Dal voto amministrativo di domenica, che interessa 33 Comuni toscani fra cui 3 capoluoghi di provincia, può uscire una Toscana diversa. L’elettorato è mobile – non più ancorato a riferimenti ideologici - e i pronostici più complicati del previsto, come attestano tutte le ultime consultazioni, da Trump in giù. Nelle tre città più importanti che vanno al voto (Carrara, Lucca e Pistoia) si riassumono i motivi che interrogano lo scenario politico nazionale: il Movimento 5 Stelle riuscirà a sfondare (Carrara)? Il centrodestra è pronto alla rivincita (Lucca)? E la Toscana può dirsi ancora una regione “rossa”, dove il candidato del Pci-Pds-Ds-Pd era solito vincere al primo turno (Pistoia?). Il Tirreno” ha provato a descrivere il senso della sfida nei tre Comuni più importanti con i giornalisti che hanno seguito la campagna elettorale.

Il test amministrativo riguarda 450mila abitanti, il 12 per cento della popolazione toscana. Sei i Comuni con più di 15mila abitanti, dove si applica il sistema a doppio turno, con eventuale ballottaggio il 26 giugno. Saranno le prime elezioni per Abetone Cutigliano (Pistoia), Montalcino (Siena) e San Marcello Piteglio (Pistoia), i tre nuovi Comuni istituiti nel 2017 in Toscana. Ma gli occhi degli osservatori saranno appuntati sulle città più grandi.

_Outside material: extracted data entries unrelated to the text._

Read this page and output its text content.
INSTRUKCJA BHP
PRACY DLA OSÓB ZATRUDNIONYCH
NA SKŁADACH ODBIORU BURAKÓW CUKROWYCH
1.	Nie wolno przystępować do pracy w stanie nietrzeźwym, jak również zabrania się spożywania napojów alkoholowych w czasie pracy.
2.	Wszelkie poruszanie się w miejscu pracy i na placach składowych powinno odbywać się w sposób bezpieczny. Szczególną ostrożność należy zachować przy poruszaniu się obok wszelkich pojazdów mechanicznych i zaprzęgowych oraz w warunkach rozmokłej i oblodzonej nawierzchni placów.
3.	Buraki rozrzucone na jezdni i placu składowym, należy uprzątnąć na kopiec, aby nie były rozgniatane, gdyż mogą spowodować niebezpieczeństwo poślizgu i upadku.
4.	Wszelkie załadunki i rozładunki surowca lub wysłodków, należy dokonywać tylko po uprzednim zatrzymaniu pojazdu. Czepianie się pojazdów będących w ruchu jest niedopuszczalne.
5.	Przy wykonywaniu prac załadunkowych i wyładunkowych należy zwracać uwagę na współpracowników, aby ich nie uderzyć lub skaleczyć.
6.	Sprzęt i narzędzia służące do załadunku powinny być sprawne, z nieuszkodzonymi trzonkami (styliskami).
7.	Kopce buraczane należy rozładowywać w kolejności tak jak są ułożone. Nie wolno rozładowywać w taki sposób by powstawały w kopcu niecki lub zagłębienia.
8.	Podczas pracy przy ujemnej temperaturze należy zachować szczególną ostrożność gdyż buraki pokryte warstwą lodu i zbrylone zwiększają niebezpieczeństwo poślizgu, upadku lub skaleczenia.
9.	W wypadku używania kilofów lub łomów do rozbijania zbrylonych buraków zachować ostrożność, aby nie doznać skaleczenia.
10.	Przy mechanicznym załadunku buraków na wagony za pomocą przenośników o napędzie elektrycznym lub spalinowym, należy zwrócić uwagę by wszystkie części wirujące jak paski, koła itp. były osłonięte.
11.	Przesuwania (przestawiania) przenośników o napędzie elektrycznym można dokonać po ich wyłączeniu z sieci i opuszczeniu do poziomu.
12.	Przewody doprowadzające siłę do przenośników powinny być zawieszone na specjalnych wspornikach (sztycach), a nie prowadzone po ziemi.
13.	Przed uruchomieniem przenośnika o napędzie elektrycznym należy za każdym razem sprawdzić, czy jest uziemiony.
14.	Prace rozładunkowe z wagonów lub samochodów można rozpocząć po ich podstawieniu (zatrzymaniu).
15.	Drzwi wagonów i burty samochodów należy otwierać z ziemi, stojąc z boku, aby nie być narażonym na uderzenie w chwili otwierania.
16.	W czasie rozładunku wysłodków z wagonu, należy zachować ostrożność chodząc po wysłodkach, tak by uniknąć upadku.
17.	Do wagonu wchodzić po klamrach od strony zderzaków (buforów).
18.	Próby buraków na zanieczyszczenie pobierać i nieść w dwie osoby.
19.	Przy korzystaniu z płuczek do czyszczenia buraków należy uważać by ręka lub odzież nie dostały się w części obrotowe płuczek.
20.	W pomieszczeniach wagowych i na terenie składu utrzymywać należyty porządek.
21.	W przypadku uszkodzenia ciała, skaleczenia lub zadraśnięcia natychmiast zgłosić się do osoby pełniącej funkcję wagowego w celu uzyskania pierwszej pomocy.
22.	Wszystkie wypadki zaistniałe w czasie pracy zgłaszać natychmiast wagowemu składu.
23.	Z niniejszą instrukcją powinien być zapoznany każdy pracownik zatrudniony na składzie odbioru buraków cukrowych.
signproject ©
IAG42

Domenica sera, intorno alla mezzanotte, sapremo se la Toscana sarà ancora quella che abbiamo sinora conosciuto.

I COMUNI TOSCANI AL VOTO E I CANDIDATI A SINDACO

  • QUI CARRARA

La grande occasione dei 5 Stelle di Massimo Braglia

Sono almeno tre gli elementi chiave di queste elezioni: la frantumazione in tre della coalizione di maggioranza; il ricompattamento del centrodestra; e, soprattutto, lo spettro che a Carrara, esasperata dalle tensioni del dopo alluvione, possa ripetersi un effetto Livorno, e cioè che dopo settant’anni il centrosinistra possa essere spodestato da parte dei 5 Stelle. Carrara arriva al voto in un momento storico particolare: pur con tutti i ricorsi messi in campo, si ha netta la sensazione che i rapporti tra città e industriali del lapideo siano a una svolta. La prospettiva che i preziosi giacimenti di “oro bianco” possano andare all’asta sta convincendo i titolari delle cave ad aprirsi verso la città per evitare che cresca un humus favorevole ai “forestieri”: hanno inaugurato la Fondazione Marmo, hanno preso in carico la Carrarese, stanno facendo investimenti sul territorio. La prossima amministrazione sarà quella che gestirà questo nuovo tipo di rapporto. C’è anche questo sullo sfondo della lotta fratricida nel Pd tra l’ex vicesindaco Vannucci, stoppato da Firenze, che invece ha investito (senza primarie e con il famoso niet agli ultrasessantenni) Zanetti.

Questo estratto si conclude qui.